Wie immer war sie dem Schicksal hilflos ausgeliefert.
Er rang nach Luft, doch irgendetwas schnürte ihm seinen Hals zu und es würgte ihn zu einem erstickenden Husten. Die Kufe seines Schlittschuhes rammte sich widerlich schmerzend in seinen Bauch, aber nicht so schlimm wie sein Körper zu brennen begonnen hatte, als plötzlich harte, schwere Gesteinbrocken über ihm zusammengebrochen waren.
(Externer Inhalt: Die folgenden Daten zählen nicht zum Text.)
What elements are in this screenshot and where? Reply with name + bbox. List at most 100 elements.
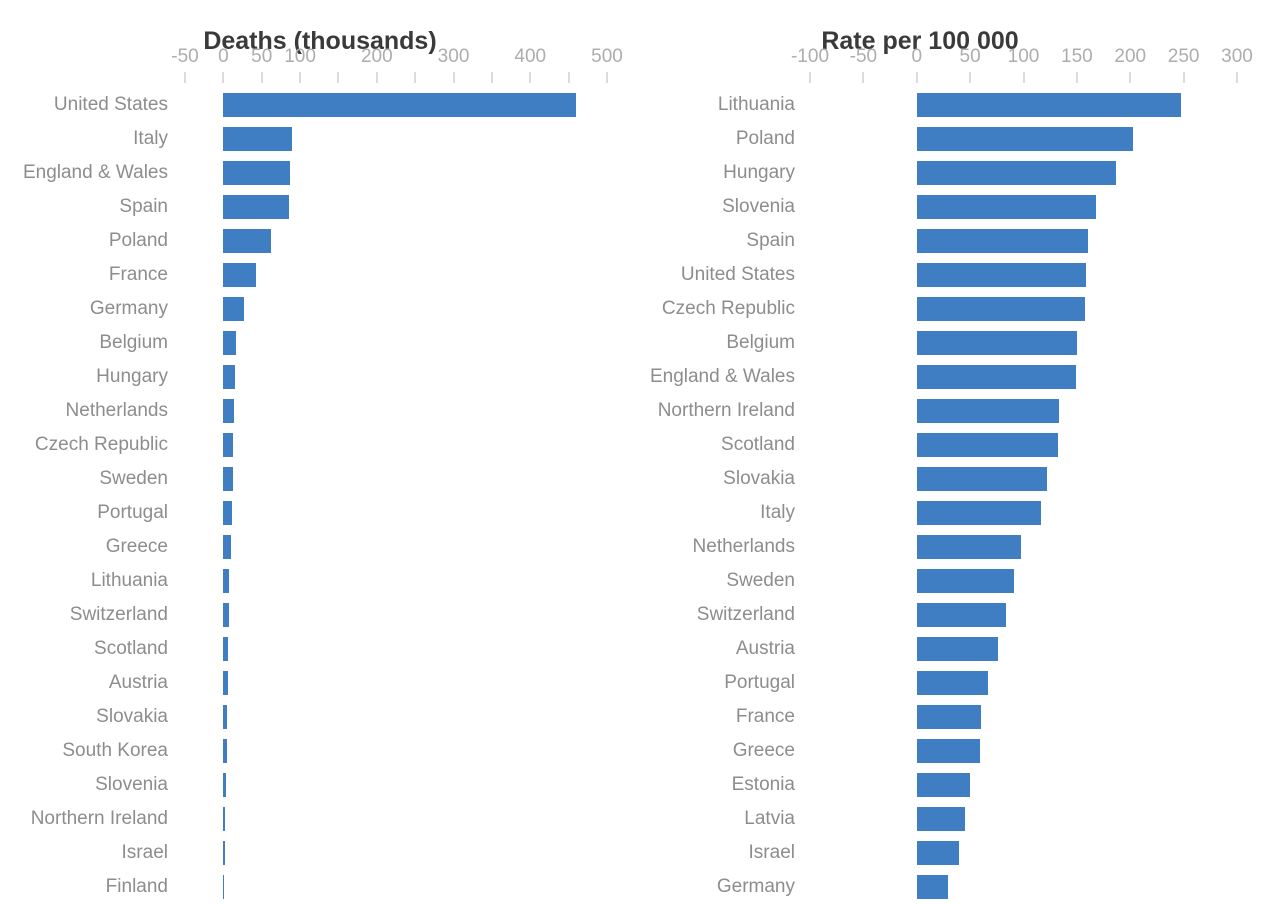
bar xyxy=(223,297,245,321)
bar xyxy=(916,739,980,763)
axis-tick-label: -50 xyxy=(171,46,199,67)
bar xyxy=(916,569,1014,593)
bar xyxy=(223,127,293,151)
category-label: Poland xyxy=(108,230,168,251)
bar xyxy=(916,841,960,865)
bar xyxy=(916,603,1007,627)
bar xyxy=(916,229,1088,253)
bar xyxy=(223,161,291,185)
bar xyxy=(223,229,271,253)
category-label: Netherlands xyxy=(65,400,168,421)
axis-tick-mark xyxy=(375,72,378,83)
category-label: South Korea xyxy=(62,740,168,761)
category-label: Lithuania xyxy=(90,570,168,591)
axis-tick-label: -100 xyxy=(790,46,830,67)
axis-tick-mark xyxy=(414,72,417,83)
bar xyxy=(916,195,1097,219)
category-label: Hungary xyxy=(96,366,168,387)
bar xyxy=(916,705,981,729)
category-label: Sweden xyxy=(726,570,795,591)
category-label: Poland xyxy=(735,128,795,149)
axis-tick-label: 200 xyxy=(1114,46,1147,67)
bar xyxy=(223,535,231,559)
category-label: Portugal xyxy=(97,502,168,523)
chart-title-deaths: Deaths (thousands) xyxy=(203,26,437,55)
bar xyxy=(916,127,1134,151)
category-label: Finland xyxy=(105,876,168,897)
plot-area xyxy=(185,88,607,904)
category-label: Israel xyxy=(748,842,795,863)
axis-tick-mark xyxy=(529,72,532,83)
category-label: Germany xyxy=(89,298,168,319)
chart-panel-rate: Rate per 100 000 -100 -50 0 50 100 150 200 250 3… xyxy=(640,0,1280,904)
chart-panel-deaths: Deaths (thousands) -50 0 50 100 200 300 400 500… xyxy=(22,26,623,904)
axis-tick-label: -50 xyxy=(849,46,878,67)
axis-tick-mark xyxy=(1182,72,1185,83)
category-label: Scotland xyxy=(721,434,795,455)
axis-tick-mark xyxy=(1236,72,1238,83)
bar xyxy=(223,365,235,389)
category-label: France xyxy=(735,706,795,727)
bar xyxy=(916,501,1041,525)
bar xyxy=(223,705,228,729)
bar xyxy=(916,467,1047,491)
chart-title-rate: Rate per 100 000 xyxy=(821,26,1019,55)
axis-tick-mark xyxy=(809,72,811,83)
category-label: Belgium xyxy=(726,332,795,353)
axis-tick-mark xyxy=(1129,72,1132,83)
bar xyxy=(916,637,998,661)
axis-tick-mark xyxy=(862,72,865,83)
category-label: Greece xyxy=(732,740,795,761)
bar xyxy=(223,875,225,899)
category-label: Northern Ireland xyxy=(657,400,795,421)
category-label: Czech Republic xyxy=(661,298,795,319)
category-label: Spain xyxy=(119,196,168,217)
category-label: Switzerland xyxy=(696,604,795,625)
axis-tick-mark xyxy=(452,72,455,83)
axis-tick-mark xyxy=(490,72,493,83)
bar xyxy=(223,93,577,117)
category-label: Italy xyxy=(133,128,168,149)
category-label: Northern Ireland xyxy=(30,808,168,829)
category-label: Latvia xyxy=(744,808,795,829)
bar xyxy=(223,433,234,457)
category-label: Netherlands xyxy=(692,536,795,557)
category-label: Spain xyxy=(746,230,795,251)
category-label: England & Wales xyxy=(22,162,168,183)
category-label: Italy xyxy=(760,502,795,523)
category-label: United States xyxy=(53,94,168,115)
category-label: Scotland xyxy=(94,638,168,659)
axis-tick-mark xyxy=(969,72,972,83)
axis-tick-label: 100 xyxy=(1007,46,1040,67)
axis-tick-label: 0 xyxy=(218,46,229,67)
bar xyxy=(916,263,1087,287)
axis-tick-mark xyxy=(1075,72,1078,83)
axis-tick-mark xyxy=(184,72,186,83)
category-label: Lithuania xyxy=(717,94,795,115)
category-label: Israel xyxy=(121,842,168,863)
bar xyxy=(916,161,1117,185)
axis-tick-label: 50 xyxy=(251,46,273,67)
bar xyxy=(223,671,228,695)
axis-tick-label: 400 xyxy=(514,46,547,67)
axis-tick-label: 150 xyxy=(1061,46,1093,67)
category-label: Czech Republic xyxy=(34,434,168,455)
bar xyxy=(223,637,229,661)
axis-tick-mark xyxy=(337,72,340,83)
category-label: Estonia xyxy=(731,774,795,795)
axis-tick-mark xyxy=(1022,72,1025,83)
axis-tick-label: 200 xyxy=(360,46,393,67)
bar xyxy=(223,331,237,355)
category-label: Sweden xyxy=(99,468,168,489)
bar xyxy=(223,773,226,797)
axis-tick-mark xyxy=(260,72,263,83)
bar xyxy=(223,569,230,593)
category-label: Hungary xyxy=(723,162,795,183)
axis-tick-mark xyxy=(915,72,918,83)
bar xyxy=(916,875,948,899)
category-label: Portugal xyxy=(724,672,795,693)
bar xyxy=(223,399,235,423)
bar xyxy=(223,841,225,865)
axis-tick-mark xyxy=(567,72,570,83)
category-label: Austria xyxy=(735,638,795,659)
Er wollte weglaufen, doch der Bändel seiner Sporttasche hatte sich an irgendetwas verfangen und er war sie nicht schnell genug losgeworden.
Mit einem Mal überkam ihn eine solch heftige Müdigkeit, dass er an Ort und Stelle einschlafen konnte. Doch das durfte er nicht. Er musste wach bleiben. Leise vernahm er die Stimme seiner Schwester die ihm zurief, dass er auf keinen Fall die Augen schließen sollte.
Als er sich mit der Zunge über den Mund fuhr schmeckte er Blut. Überall war Blut und es drehte sich alles. Sein Kopf pochte gegen die Schmerzen an, die seinen Körper durchfuhren, doch es war zwecklos. Krampfhaft hatte er versucht seine Augen offen zu halten, aber er war einfach so entsetzlich müde gewesen.
Es dauerte fast eine Stunde bis das Feuer einigermaßen wieder unter Kontrolle war. Eine Zeit in der sie nichts tun konnte als warten und hoffen.